A Huolala van Photo: CFP

The Ministry of Transport in China summoned four online freight platform companies, including on-demand delivery service provider Huolala and Didi Freight, and required them to safeguard the legitimate rights and interests of drivers.

It's the latest measure to supervise the industry for a healthy development.

The ministry said on its official WeChat account on Friday that the truck drivers have been complaining that the platforms randomly adjust pricing rules and increase membership fees, which have induced vicious low-price competition.

Such moves are suspected of infringing on the legitimate rights and interests of drivers, causing widespread dissatisfaction among truck drivers and broad social concern, the ministry said. 

The ministry required the platforms to guarantee reasonable payment and rest time for drivers, and smooth the feedback channel and respond to reasonable demands in a timely manner.

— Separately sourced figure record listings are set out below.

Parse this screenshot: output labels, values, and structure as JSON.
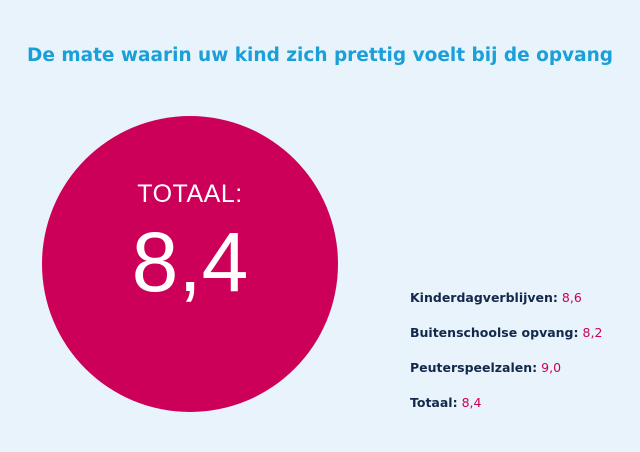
{
  "title": "De mate waarin uw kind zich prettig voelt bij de opvang",
  "total": {
    "label": "TOTAAL:",
    "value": "8,4"
  },
  "legend": [
    {
      "label": "Kinderdagverblijven:",
      "value": "8,6"
    },
    {
      "label": "Buitenschoolse opvang:",
      "value": "8,2"
    },
    {
      "label": "Peuterspeelzalen:",
      "value": "9,0"
    },
    {
      "label": "Totaal:",
      "value": "8,4"
    }
  ],
  "colors": {
    "background": "#e8f3fb",
    "title": "#1a9fd8",
    "accent": "#cc0058",
    "legend_label": "#13294b"
  }
}
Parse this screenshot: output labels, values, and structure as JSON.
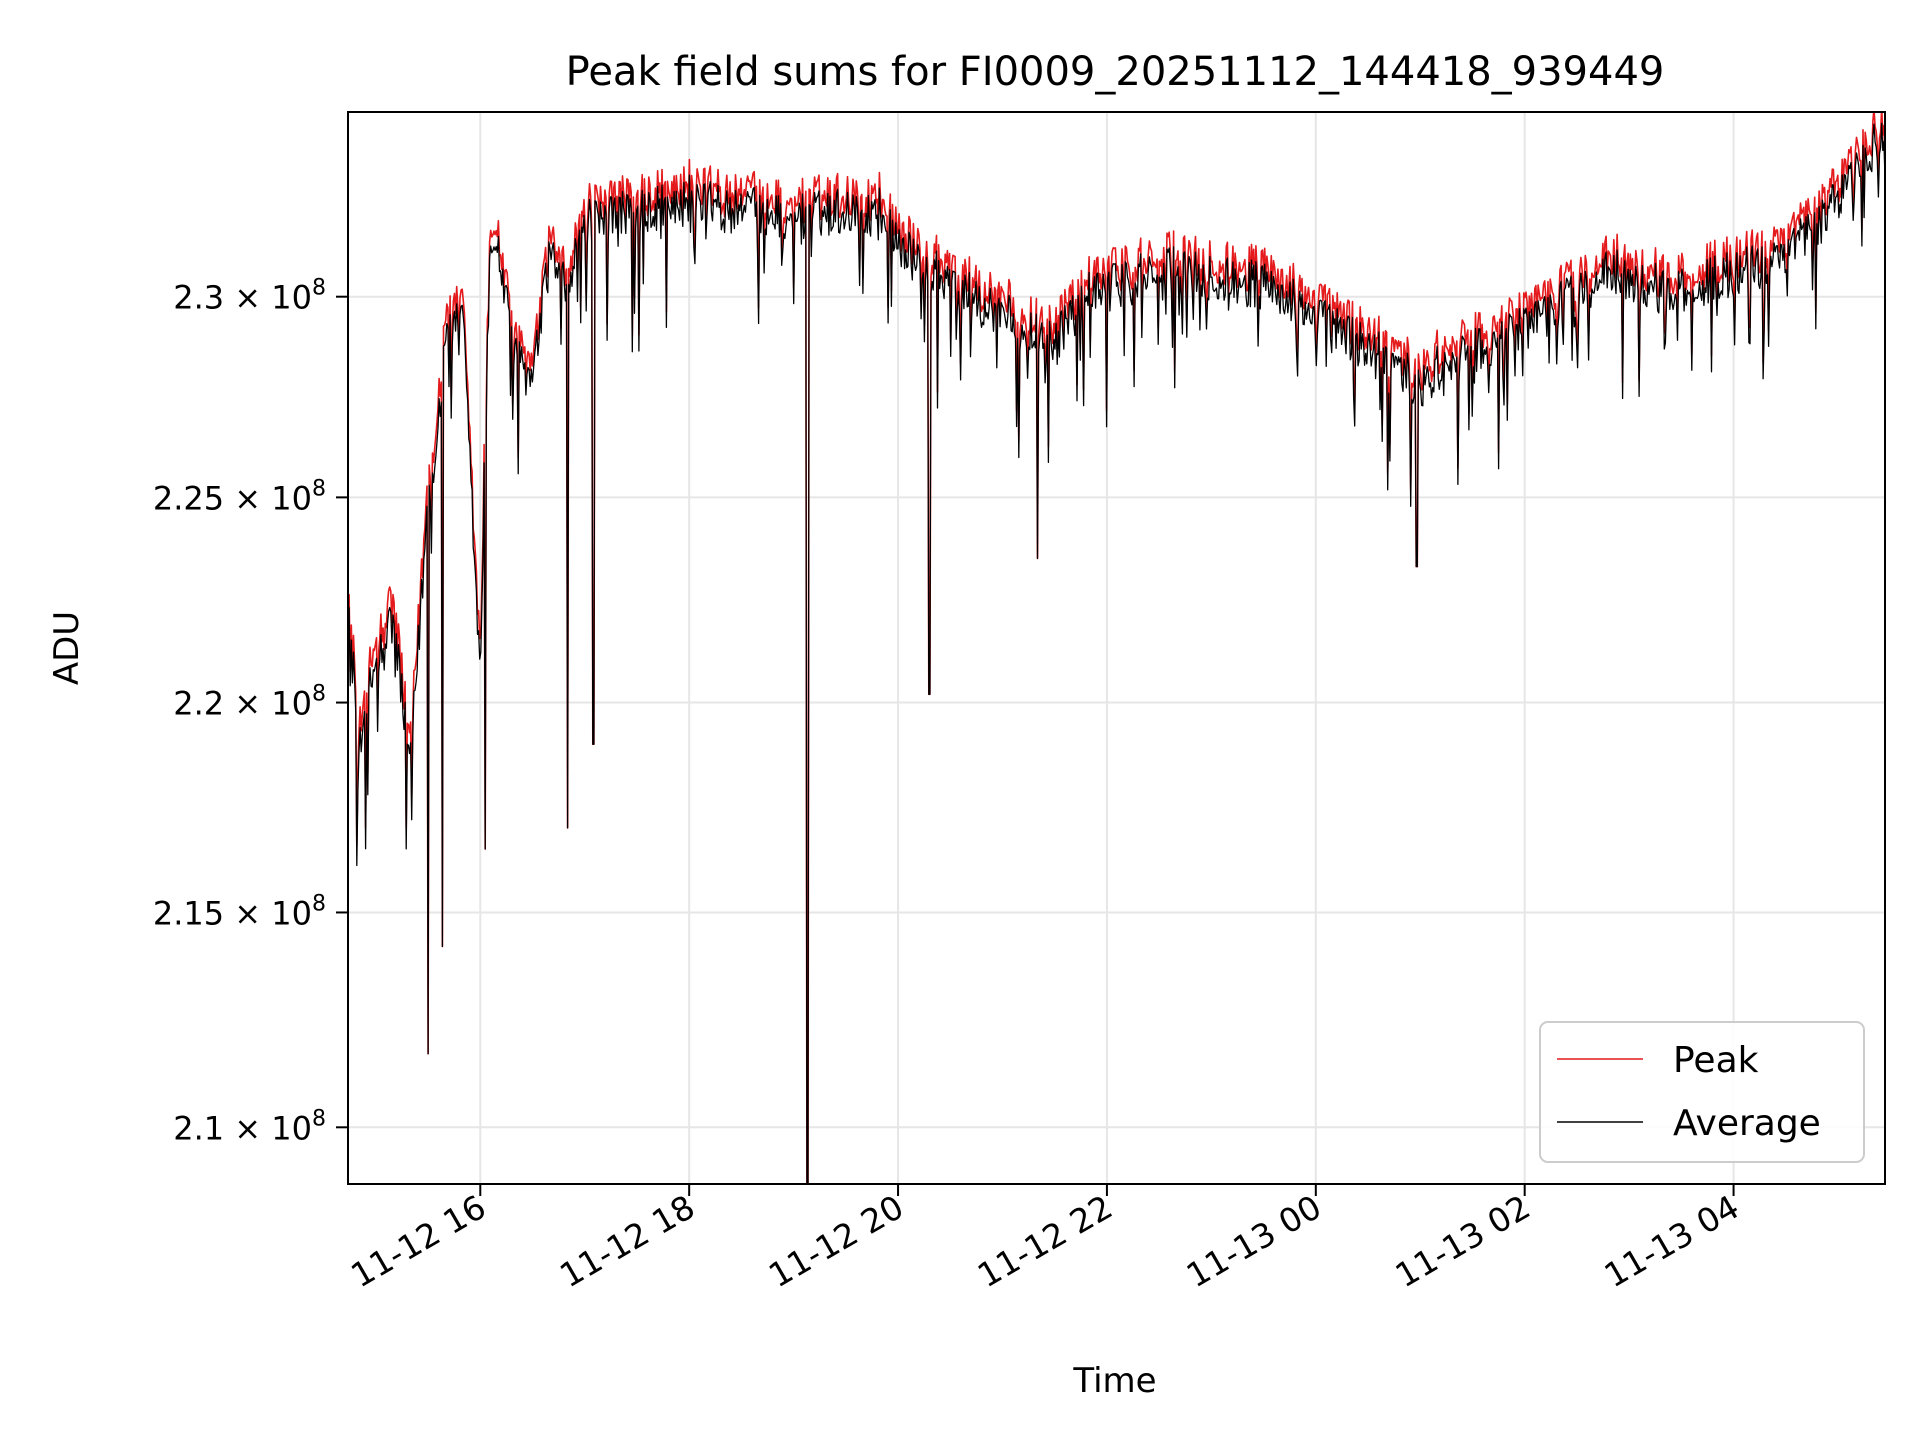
{
  "chart_data": {
    "type": "line",
    "title": "Peak field sums for FI0009_20251112_144418_939449",
    "xlabel": "Time",
    "ylabel": "ADU",
    "y_scale": "log",
    "grid": true,
    "legend_position": "lower-right",
    "xlim": [
      "2025-11-12 14:44",
      "2025-11-13 05:27"
    ],
    "ylim": [
      208700000,
      234700000
    ],
    "x_ticks": [
      {
        "value": "2025-11-12 16:00",
        "label": "11-12 16"
      },
      {
        "value": "2025-11-12 18:00",
        "label": "11-12 18"
      },
      {
        "value": "2025-11-12 20:00",
        "label": "11-12 20"
      },
      {
        "value": "2025-11-12 22:00",
        "label": "11-12 22"
      },
      {
        "value": "2025-11-13 00:00",
        "label": "11-13 00"
      },
      {
        "value": "2025-11-13 02:00",
        "label": "11-13 02"
      },
      {
        "value": "2025-11-13 04:00",
        "label": "11-13 04"
      }
    ],
    "y_ticks": [
      {
        "value": 210000000,
        "label": "2.1",
        "exponent": "8"
      },
      {
        "value": 215000000,
        "label": "2.15",
        "exponent": "8"
      },
      {
        "value": 220000000,
        "label": "2.2",
        "exponent": "8"
      },
      {
        "value": 225000000,
        "label": "2.25",
        "exponent": "8"
      },
      {
        "value": 230000000,
        "label": "2.3",
        "exponent": "8"
      }
    ],
    "tick_multiplier": "× 10",
    "series": [
      {
        "name": "Peak",
        "color": "#e41a1c",
        "x": [
          "2025-11-12 14:44",
          "2025-11-12 14:50",
          "2025-11-12 15:00",
          "2025-11-12 15:10",
          "2025-11-12 15:20",
          "2025-11-12 15:30",
          "2025-11-12 15:35",
          "2025-11-12 15:40",
          "2025-11-12 15:50",
          "2025-11-12 16:00",
          "2025-11-12 16:05",
          "2025-11-12 16:10",
          "2025-11-12 16:20",
          "2025-11-12 16:30",
          "2025-11-12 16:40",
          "2025-11-12 16:50",
          "2025-11-12 17:00",
          "2025-11-12 17:10",
          "2025-11-12 17:20",
          "2025-11-12 17:30",
          "2025-11-12 17:45",
          "2025-11-12 18:00",
          "2025-11-12 18:20",
          "2025-11-12 18:40",
          "2025-11-12 19:00",
          "2025-11-12 19:05",
          "2025-11-12 19:15",
          "2025-11-12 19:30",
          "2025-11-12 19:50",
          "2025-11-12 20:10",
          "2025-11-12 20:30",
          "2025-11-12 20:50",
          "2025-11-12 21:10",
          "2025-11-12 21:30",
          "2025-11-12 21:50",
          "2025-11-12 22:10",
          "2025-11-12 22:30",
          "2025-11-12 22:50",
          "2025-11-12 23:10",
          "2025-11-12 23:30",
          "2025-11-12 23:50",
          "2025-11-13 00:10",
          "2025-11-13 00:30",
          "2025-11-13 00:50",
          "2025-11-13 01:00",
          "2025-11-13 01:10",
          "2025-11-13 01:30",
          "2025-11-13 01:50",
          "2025-11-13 02:10",
          "2025-11-13 02:30",
          "2025-11-13 02:50",
          "2025-11-13 03:10",
          "2025-11-13 03:30",
          "2025-11-13 03:50",
          "2025-11-13 04:10",
          "2025-11-13 04:30",
          "2025-11-13 04:50",
          "2025-11-13 05:10",
          "2025-11-13 05:27"
        ],
        "y": [
          222800000,
          219500000,
          221500000,
          222500000,
          219000000,
          225500000,
          227000000,
          229500000,
          229800000,
          221000000,
          231800000,
          231700000,
          229000000,
          228200000,
          231500000,
          230500000,
          232300000,
          232200000,
          232600000,
          232500000,
          232700000,
          232900000,
          232600000,
          232600000,
          232400000,
          232500000,
          232500000,
          232600000,
          232600000,
          231200000,
          230800000,
          230200000,
          229700000,
          229200000,
          230500000,
          230700000,
          231100000,
          231000000,
          230800000,
          230700000,
          230200000,
          229600000,
          229100000,
          228500000,
          228200000,
          228600000,
          229000000,
          229400000,
          229900000,
          230500000,
          231100000,
          230700000,
          230500000,
          230900000,
          231100000,
          231500000,
          232300000,
          233500000,
          234600000
        ]
      },
      {
        "name": "Average",
        "color": "#000000",
        "x": [
          "2025-11-12 14:44",
          "2025-11-12 14:50",
          "2025-11-12 15:00",
          "2025-11-12 15:10",
          "2025-11-12 15:20",
          "2025-11-12 15:30",
          "2025-11-12 15:35",
          "2025-11-12 15:40",
          "2025-11-12 15:50",
          "2025-11-12 16:00",
          "2025-11-12 16:05",
          "2025-11-12 16:10",
          "2025-11-12 16:20",
          "2025-11-12 16:30",
          "2025-11-12 16:40",
          "2025-11-12 16:50",
          "2025-11-12 17:00",
          "2025-11-12 17:10",
          "2025-11-12 17:20",
          "2025-11-12 17:30",
          "2025-11-12 17:45",
          "2025-11-12 18:00",
          "2025-11-12 18:20",
          "2025-11-12 18:40",
          "2025-11-12 19:00",
          "2025-11-12 19:05",
          "2025-11-12 19:15",
          "2025-11-12 19:30",
          "2025-11-12 19:50",
          "2025-11-12 20:10",
          "2025-11-12 20:30",
          "2025-11-12 20:50",
          "2025-11-12 21:10",
          "2025-11-12 21:30",
          "2025-11-12 21:50",
          "2025-11-12 22:10",
          "2025-11-12 22:30",
          "2025-11-12 22:50",
          "2025-11-12 23:10",
          "2025-11-12 23:30",
          "2025-11-12 23:50",
          "2025-11-13 00:10",
          "2025-11-13 00:30",
          "2025-11-13 00:50",
          "2025-11-13 01:00",
          "2025-11-13 01:10",
          "2025-11-13 01:30",
          "2025-11-13 01:50",
          "2025-11-13 02:10",
          "2025-11-13 02:30",
          "2025-11-13 02:50",
          "2025-11-13 03:10",
          "2025-11-13 03:30",
          "2025-11-13 03:50",
          "2025-11-13 04:10",
          "2025-11-13 04:30",
          "2025-11-13 04:50",
          "2025-11-13 05:10",
          "2025-11-13 05:27"
        ],
        "y": [
          222500000,
          219000000,
          221000000,
          222000000,
          218500000,
          225000000,
          226500000,
          229000000,
          229400000,
          220500000,
          231400000,
          231300000,
          228600000,
          227800000,
          231100000,
          230100000,
          231900000,
          231800000,
          232200000,
          232100000,
          232300000,
          232500000,
          232200000,
          232200000,
          232000000,
          232100000,
          232100000,
          232200000,
          232200000,
          230800000,
          230400000,
          229800000,
          229300000,
          228800000,
          230100000,
          230300000,
          230700000,
          230600000,
          230400000,
          230300000,
          229800000,
          229200000,
          228700000,
          228100000,
          227800000,
          228200000,
          228600000,
          229000000,
          229500000,
          230100000,
          230700000,
          230300000,
          230100000,
          230500000,
          230700000,
          231100000,
          231900000,
          233100000,
          234200000
        ]
      }
    ],
    "annotations": [
      {
        "type": "dip",
        "x": "2025-11-12 15:30",
        "y": 211700000
      },
      {
        "type": "dip",
        "x": "2025-11-12 15:38",
        "y": 214200000
      },
      {
        "type": "dip",
        "x": "2025-11-12 16:03",
        "y": 216500000
      },
      {
        "type": "dip",
        "x": "2025-11-12 16:50",
        "y": 217000000
      },
      {
        "type": "dip",
        "x": "2025-11-12 17:05",
        "y": 219000000
      },
      {
        "type": "dip",
        "x": "2025-11-12 19:08",
        "y": 208700000
      },
      {
        "type": "dip",
        "x": "2025-11-12 20:18",
        "y": 220200000
      },
      {
        "type": "dip",
        "x": "2025-11-12 21:20",
        "y": 223500000
      },
      {
        "type": "dip",
        "x": "2025-11-13 00:58",
        "y": 223300000
      }
    ]
  }
}
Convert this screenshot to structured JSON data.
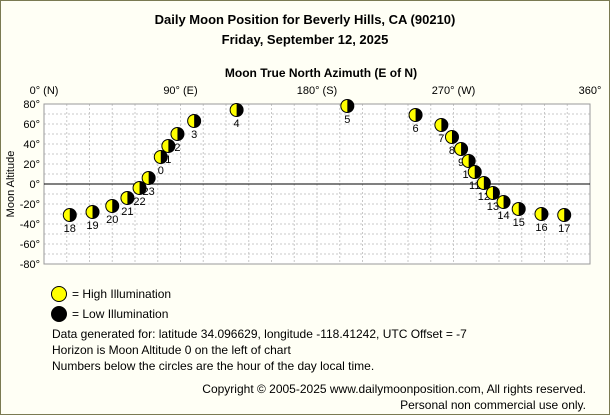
{
  "header": {
    "title": "Daily Moon Position for Beverly Hills, CA (90210)",
    "subtitle": "Friday, September 12, 2025"
  },
  "chart_data": {
    "type": "scatter",
    "title": "Moon True North Azimuth (E of N)",
    "xlabel": "Moon True North Azimuth (E of N)",
    "ylabel": "Moon Altitude",
    "xlim": [
      0,
      360
    ],
    "ylim": [
      -80,
      80
    ],
    "grid": true,
    "x_ticks": [
      {
        "value": 0,
        "label": "0° (N)"
      },
      {
        "value": 90,
        "label": "90° (E)"
      },
      {
        "value": 180,
        "label": "180° (S)"
      },
      {
        "value": 270,
        "label": "270° (W)"
      },
      {
        "value": 360,
        "label": "360°"
      }
    ],
    "y_ticks": [
      {
        "value": 80,
        "label": "80°"
      },
      {
        "value": 60,
        "label": "60°"
      },
      {
        "value": 40,
        "label": "40°"
      },
      {
        "value": 20,
        "label": "20°"
      },
      {
        "value": 0,
        "label": "0°"
      },
      {
        "value": -20,
        "label": "-20°"
      },
      {
        "value": -40,
        "label": "-40°"
      },
      {
        "value": -60,
        "label": "-60°"
      },
      {
        "value": -80,
        "label": "-80°"
      }
    ],
    "points": [
      {
        "hour": "0",
        "az": 77,
        "alt": 27
      },
      {
        "hour": "1",
        "az": 82,
        "alt": 38
      },
      {
        "hour": "2",
        "az": 88,
        "alt": 50
      },
      {
        "hour": "3",
        "az": 99,
        "alt": 63
      },
      {
        "hour": "4",
        "az": 127,
        "alt": 74
      },
      {
        "hour": "5",
        "az": 200,
        "alt": 78
      },
      {
        "hour": "6",
        "az": 245,
        "alt": 69
      },
      {
        "hour": "7",
        "az": 262,
        "alt": 59
      },
      {
        "hour": "8",
        "az": 269,
        "alt": 47
      },
      {
        "hour": "9",
        "az": 275,
        "alt": 35
      },
      {
        "hour": "10",
        "az": 280,
        "alt": 23
      },
      {
        "hour": "11",
        "az": 284,
        "alt": 12
      },
      {
        "hour": "12",
        "az": 290,
        "alt": 1
      },
      {
        "hour": "13",
        "az": 296,
        "alt": -9
      },
      {
        "hour": "14",
        "az": 303,
        "alt": -18
      },
      {
        "hour": "15",
        "az": 313,
        "alt": -25
      },
      {
        "hour": "16",
        "az": 328,
        "alt": -30
      },
      {
        "hour": "17",
        "az": 343,
        "alt": -31
      },
      {
        "hour": "18",
        "az": 17,
        "alt": -31
      },
      {
        "hour": "19",
        "az": 32,
        "alt": -28
      },
      {
        "hour": "20",
        "az": 45,
        "alt": -22
      },
      {
        "hour": "21",
        "az": 55,
        "alt": -14
      },
      {
        "hour": "22",
        "az": 63,
        "alt": -4
      },
      {
        "hour": "23",
        "az": 69,
        "alt": 6
      }
    ]
  },
  "legend": {
    "high": {
      "label": "= High Illumination",
      "color": "#ffff00"
    },
    "low": {
      "label": "= Low Illumination",
      "color": "#000000"
    }
  },
  "info": {
    "line1": "Data generated for: latitude 34.096629, longitude -118.41242, UTC Offset = -7",
    "line2": "Horizon is Moon Altitude 0 on the left of chart",
    "line3": "Numbers below the circles are the hour of the day local time."
  },
  "footer": {
    "copyright": "Copyright © 2005-2025 www.dailymoonposition.com, All rights reserved.",
    "personal": "Personal non commercial use only."
  }
}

All platform companies must adhere to fair competition, the ministry said, adding that when formulating or adjusting pricing rules, income distribution rules, and membership fees, they must publicly solicit the opinions of drivers and industry associations. 

The ministry also reminded four other online car-hailing platforms such as Didi and Meituan of such issues. 

The Chinese government has taken different measures to safeguard workers' rights and further strengthen anti-monopoly regulations in the new service industry.

On Friday, the Ministry of Human Resource and Social Security, together with other departments, directed 11 online platforms including Meituan, Alibaba and Huolala to strengthen the supervision of labor cooperative enterprises to protect the rights and interests of workers, and continue to improve the platform algorithm and labor rules.

In November last year, China announced new rules guiding ride-hailing platforms to set an upper limit on commissions taken from drivers.
The rules, announced by the Ministry of Transport and eight other government agencies, ordered online car-hailing platforms to announce pricing and income distribution rules, set reasonable limits on commissions, and inform the driver of the commissions after each order.

China's Ministry of Transport and other regulatory authorities directed 10 online transportation platforms including Didi and Huolala to rectify their operational problems immediately in a regulatory meeting in May last year. 

Based on reports collected by the regulators, the problems of online ride-hailing platforms mainly range from taking a high cut from the transaction, lacking transparency in distribution mechanisms and arbitrarily adjusting pricing policies.